Fedora Atomic issues

Other issues

Hibernation doesn't work from a standard install

link to this item - Bugzilla: #1206936

The systemd-hibernate generator used to handle resume from hibernate functionality expects a resume=/path/to/swap in the kernel args. Anaconda does not add this into /etc/default/grub and the dracut cmdline generator doesn't act in a way the systemd hibernate generator can locate the swap with the resume image.

To work around this, check the devmapper path to the swap via swapon -s command and add it to the GRUB_CMDLINE_LINUX entry in /etc/default/grub, then regenerate the grub.cfg file used:

  • Via grub2-mkconfig:
    • For BIOS systems:
      sudo grub2-mkconfig -o /boot/grub2/grub.cfg
    • For EFI systems:
      sudo grub2-mkconfig -o /boot/efi/EFI/fedora/grub.cfg
  • Via grubby:
    sudo grubby --args=resume=/path/to/swap --update-kernel=$(grubby --default-kernel)
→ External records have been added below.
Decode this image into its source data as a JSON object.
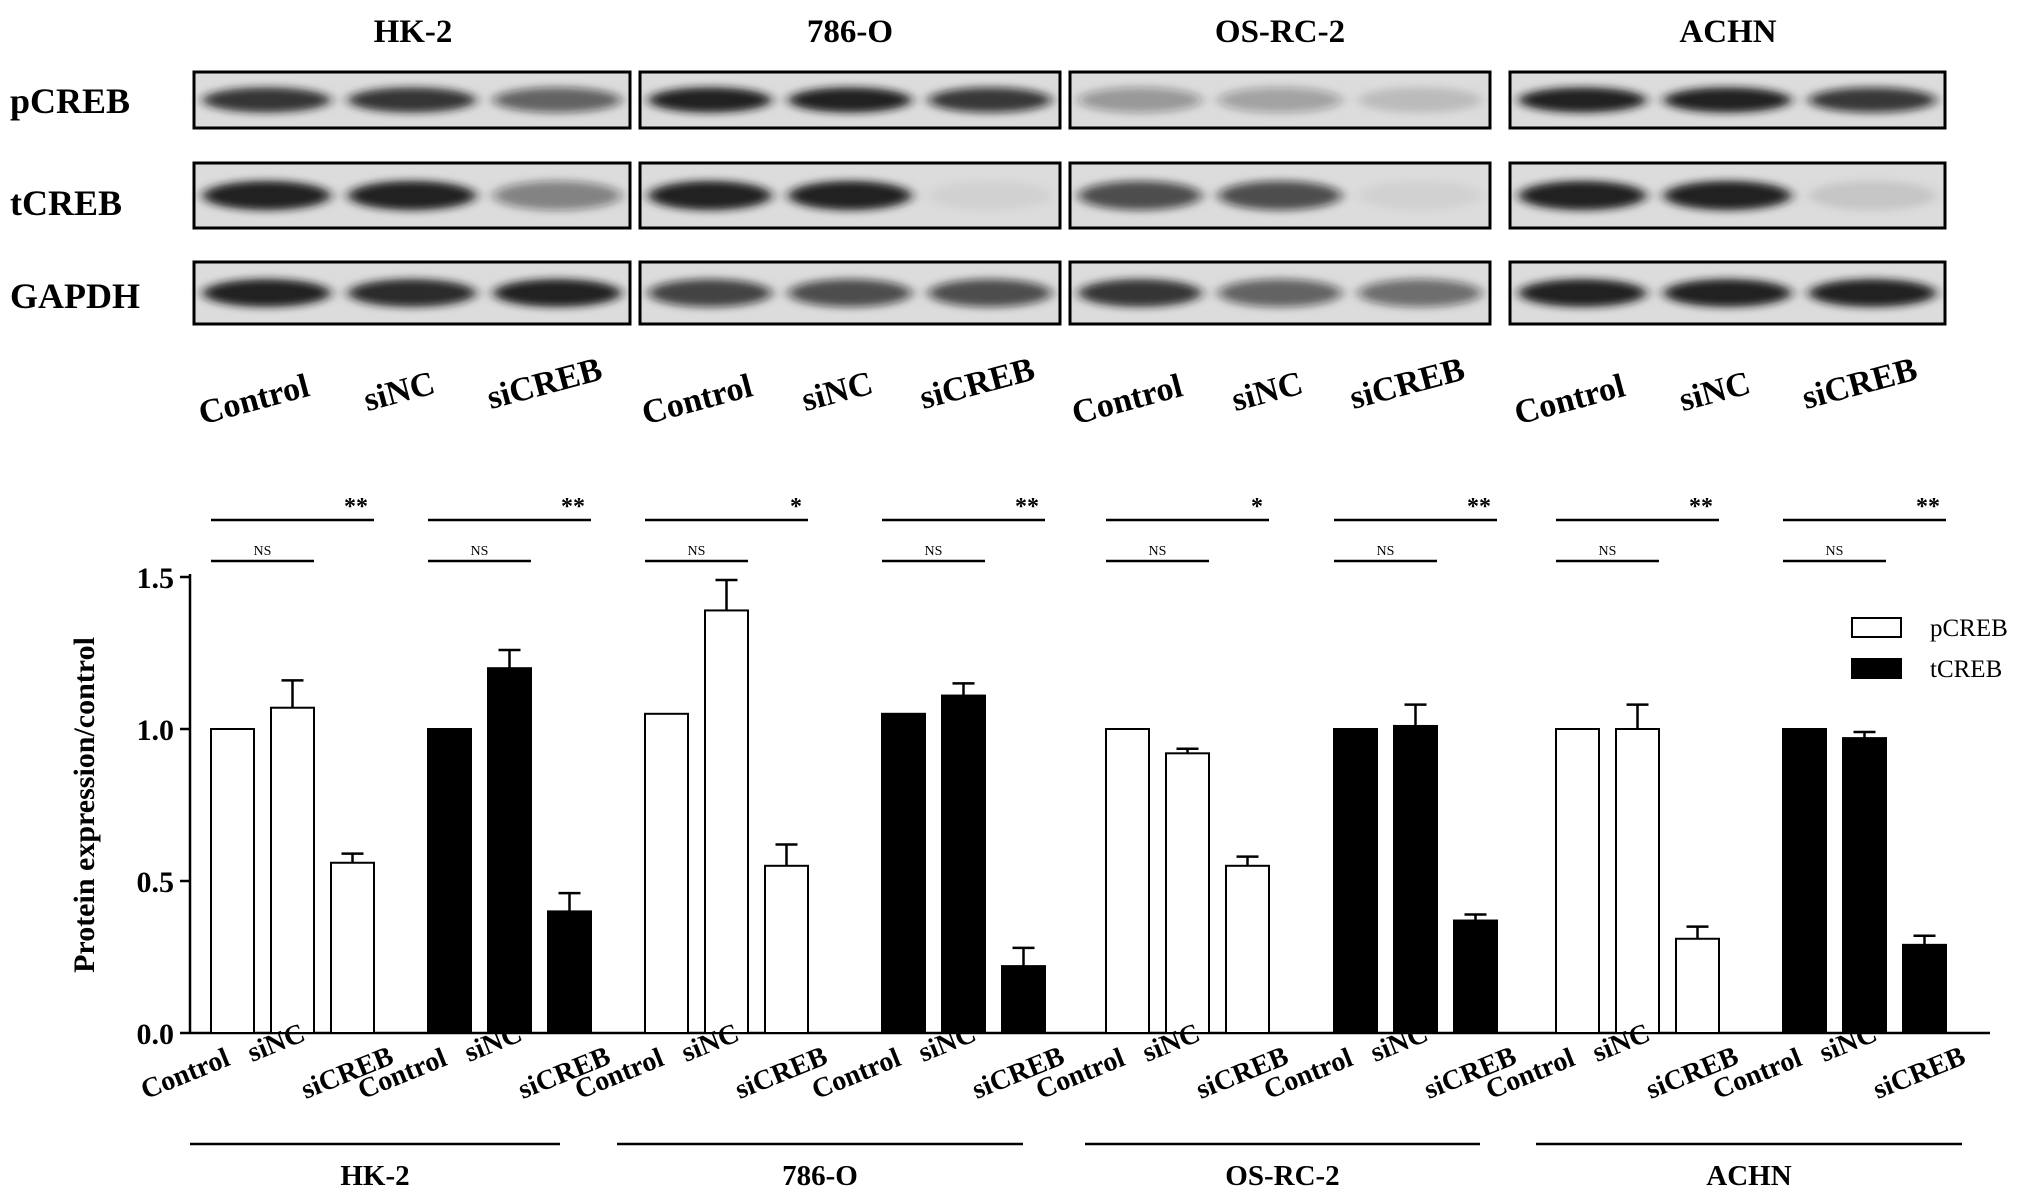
{
  "blot": {
    "cell_lines": [
      "HK-2",
      "786-O",
      "OS-RC-2",
      "ACHN"
    ],
    "proteins": [
      "pCREB",
      "tCREB",
      "GAPDH"
    ],
    "lanes": [
      "Control",
      "siNC",
      "siCREB"
    ],
    "band_intensity": {
      "pCREB": [
        [
          0.85,
          0.85,
          0.6
        ],
        [
          0.95,
          1.0,
          0.8
        ],
        [
          0.35,
          0.3,
          0.15
        ],
        [
          1.0,
          1.0,
          0.8
        ]
      ],
      "tCREB": [
        [
          0.95,
          0.95,
          0.45
        ],
        [
          1.0,
          1.0,
          0.05
        ],
        [
          0.7,
          0.7,
          0.05
        ],
        [
          1.0,
          0.95,
          0.1
        ]
      ],
      "GAPDH": [
        [
          0.95,
          0.9,
          1.0
        ],
        [
          0.75,
          0.7,
          0.7
        ],
        [
          0.85,
          0.6,
          0.55
        ],
        [
          1.0,
          1.0,
          1.0
        ]
      ]
    }
  },
  "chart_data": {
    "type": "bar",
    "ylabel": "Protein expression/control",
    "ylim": [
      0,
      1.5
    ],
    "yticks": [
      "0.0",
      "0.5",
      "1.0",
      "1.5"
    ],
    "categories": [
      "Control",
      "siNC",
      "siCREB"
    ],
    "legend": {
      "placement": "top-right",
      "entries": [
        {
          "name": "pCREB",
          "fill": "#ffffff"
        },
        {
          "name": "tCREB",
          "fill": "#000000"
        }
      ]
    },
    "groups": [
      {
        "cell_line": "HK-2",
        "series": "pCREB",
        "values": [
          1.0,
          1.07,
          0.56
        ],
        "errors": [
          0,
          0.09,
          0.03
        ],
        "sig_top": "**",
        "sig_bottom": "NS"
      },
      {
        "cell_line": "HK-2",
        "series": "tCREB",
        "values": [
          1.0,
          1.2,
          0.4
        ],
        "errors": [
          0,
          0.06,
          0.06
        ],
        "sig_top": "**",
        "sig_bottom": "NS"
      },
      {
        "cell_line": "786-O",
        "series": "pCREB",
        "values": [
          1.05,
          1.39,
          0.55
        ],
        "errors": [
          0,
          0.1,
          0.07
        ],
        "sig_top": "*",
        "sig_bottom": "NS"
      },
      {
        "cell_line": "786-O",
        "series": "tCREB",
        "values": [
          1.05,
          1.11,
          0.22
        ],
        "errors": [
          0,
          0.04,
          0.06
        ],
        "sig_top": "**",
        "sig_bottom": "NS"
      },
      {
        "cell_line": "OS-RC-2",
        "series": "pCREB",
        "values": [
          1.0,
          0.92,
          0.55
        ],
        "errors": [
          0,
          0.015,
          0.03
        ],
        "sig_top": "*",
        "sig_bottom": "NS"
      },
      {
        "cell_line": "OS-RC-2",
        "series": "tCREB",
        "values": [
          1.0,
          1.01,
          0.37
        ],
        "errors": [
          0,
          0.07,
          0.02
        ],
        "sig_top": "**",
        "sig_bottom": "NS"
      },
      {
        "cell_line": "ACHN",
        "series": "pCREB",
        "values": [
          1.0,
          1.0,
          0.31
        ],
        "errors": [
          0,
          0.08,
          0.04
        ],
        "sig_top": "**",
        "sig_bottom": "NS"
      },
      {
        "cell_line": "ACHN",
        "series": "tCREB",
        "values": [
          1.0,
          0.97,
          0.29
        ],
        "errors": [
          0,
          0.02,
          0.03
        ],
        "sig_top": "**",
        "sig_bottom": "NS"
      }
    ],
    "cell_line_labels": [
      "HK-2",
      "786-O",
      "OS-RC-2",
      "ACHN"
    ]
  }
}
Booting other UEFI Linux distributions might not work from Fedora bootloader

link to this item - Bugzilla: #1353026

Certain people who have multiple Linux distributions installed (in UEFI mode on GPT disks) report they're not able to boot non-Fedora systems from Fedora bootloader. If this happens to you, please tell us in RHBZ #1353026. The workaround should be to use your UEFI firmware to display a one-time boot menu (often displayed with F8, F10, F11, F12 or Esc) and pick the system you want to boot. That will boot the system directly, without going through Fedora bootloader. If this is not available for you, you can try to select the OS you want to boot in the Fedora bootloader, hit e to edit the boot menu, and replace linux and initrd keywords with linuxefi and initrdefi, then press Ctrl+x or F10 to boot it.